Filled with stamps from the 15 or so countries he has visited, Brandon Cobone has an impressive passport for an 18-year-old. Even more so considering that Cobone was born and raised in a shantytown in Asunción, Paraguay, on the margins of the city's main landfill.

He's a member of the Orquesta de InstrumentosReciclados de Cateura, or the Recycled Instruments Orchestra of Cateura, which uses music to give the children of the slum the skills to build a better future.

The orchestra was created by environmental engineer,Favio Chávez, a music lover who was working in Cateura with the garbage pickers who comb the vast landfill for recyclables. When they asked him to give their children music lessons, Chávez didn't have enough of his own instruments to go around. So he drew upon the one resource he had in abundance—trash—making the first violin out of a strainer, a metal plate and a bit of metal piping. 

"It didn't sound like much," Chávez acknowledged. But he teamed up with a carpenter and little by little they developed instruments that both looked and sounded more or less like the real thing. 
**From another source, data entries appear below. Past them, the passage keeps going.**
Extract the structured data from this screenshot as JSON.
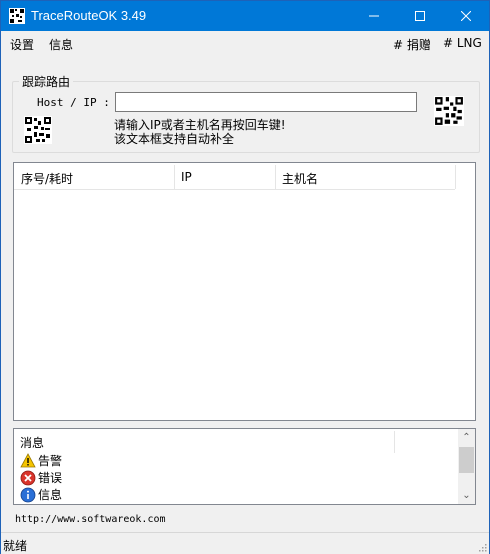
{
  "window": {
    "title": "TraceRouteOK 3.49"
  },
  "menu": {
    "settings": "设置",
    "info": "信息",
    "donate": "# 捐赠",
    "lng": "# LNG"
  },
  "trace_group": {
    "title": "跟踪路由",
    "host_label": "Host / IP :",
    "host_value": "",
    "hint_line1": "请输入IP或者主机名再按回车键!",
    "hint_line2": "该文本框支持自动补全"
  },
  "results_table": {
    "columns": [
      "序号/耗时",
      "IP",
      "主机名"
    ],
    "rows": []
  },
  "messages": {
    "header": "消息",
    "items": [
      {
        "icon": "warning-icon",
        "label": "告警"
      },
      {
        "icon": "error-icon",
        "label": "错误"
      },
      {
        "icon": "info-icon",
        "label": "信息"
      }
    ]
  },
  "footer": {
    "url": "http://www.softwareok.com",
    "status": "就绪"
  },
  "colors": {
    "titlebar": "#0078d7",
    "window_bg": "#f0f0f0",
    "warning": "#f5c400",
    "error": "#d9342b",
    "info": "#2a6fd6"
  }
}
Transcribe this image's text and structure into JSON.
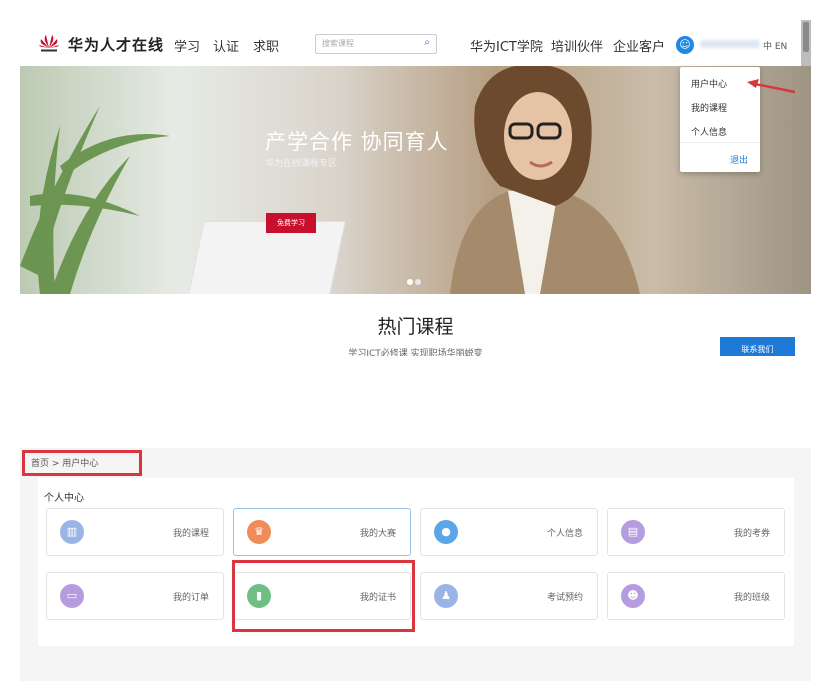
{
  "top": {
    "brand": "华为人才在线",
    "nav": [
      "学习",
      "认证",
      "求职"
    ],
    "search_placeholder": "搜索课程",
    "nav_right": [
      "华为ICT学院",
      "培训伙伴",
      "企业客户"
    ],
    "lang": "中 EN",
    "dropdown": {
      "items": [
        "用户中心",
        "我的课程",
        "个人信息"
      ],
      "logout": "退出"
    },
    "hero": {
      "title": "产学合作 协同育人",
      "subtitle": "华为在线课程专区",
      "button": "免费学习"
    },
    "hot": {
      "title": "热门课程",
      "subtitle": "学习ICT必修课  实现职场华丽蜕变",
      "contact": "联系我们"
    }
  },
  "bottom": {
    "breadcrumb": "首页 > 用户中心",
    "panel_title": "个人中心",
    "cards": [
      {
        "label": "我的课程",
        "icon": "book-icon",
        "color": "#9bb4e6",
        "glyph": "▥"
      },
      {
        "label": "我的大赛",
        "icon": "trophy-icon",
        "color": "#ef8c5a",
        "glyph": "♛"
      },
      {
        "label": "个人信息",
        "icon": "user-icon",
        "color": "#5ba6e6",
        "glyph": "●"
      },
      {
        "label": "我的考券",
        "icon": "ticket-icon",
        "color": "#b59be0",
        "glyph": "▤"
      },
      {
        "label": "我的订单",
        "icon": "order-icon",
        "color": "#b59be0",
        "glyph": "▭"
      },
      {
        "label": "我的证书",
        "icon": "certificate-icon",
        "color": "#6fbf84",
        "glyph": "▮"
      },
      {
        "label": "考试预约",
        "icon": "exam-booking-icon",
        "color": "#9bb4e6",
        "glyph": "♟"
      },
      {
        "label": "我的班级",
        "icon": "class-icon",
        "color": "#b59be0",
        "glyph": "☻"
      }
    ]
  },
  "colors": {
    "huawei_red": "#c8102e",
    "accent_blue": "#1f79d6",
    "highlight_red": "#d9363e"
  }
}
In 2012, a group of filmmakers posted a teaser for a documentary about the musicians online, and the Orquesta has since become an international phenomenon. It has played in stages from Germany to Japan and even toured South America with the homemade instruments as an opening act for Metallica.

Despite its success on the international music scene, the Orquesta is less about forging world-class musicians than turning disenfranchised kids into full-fledged citizens.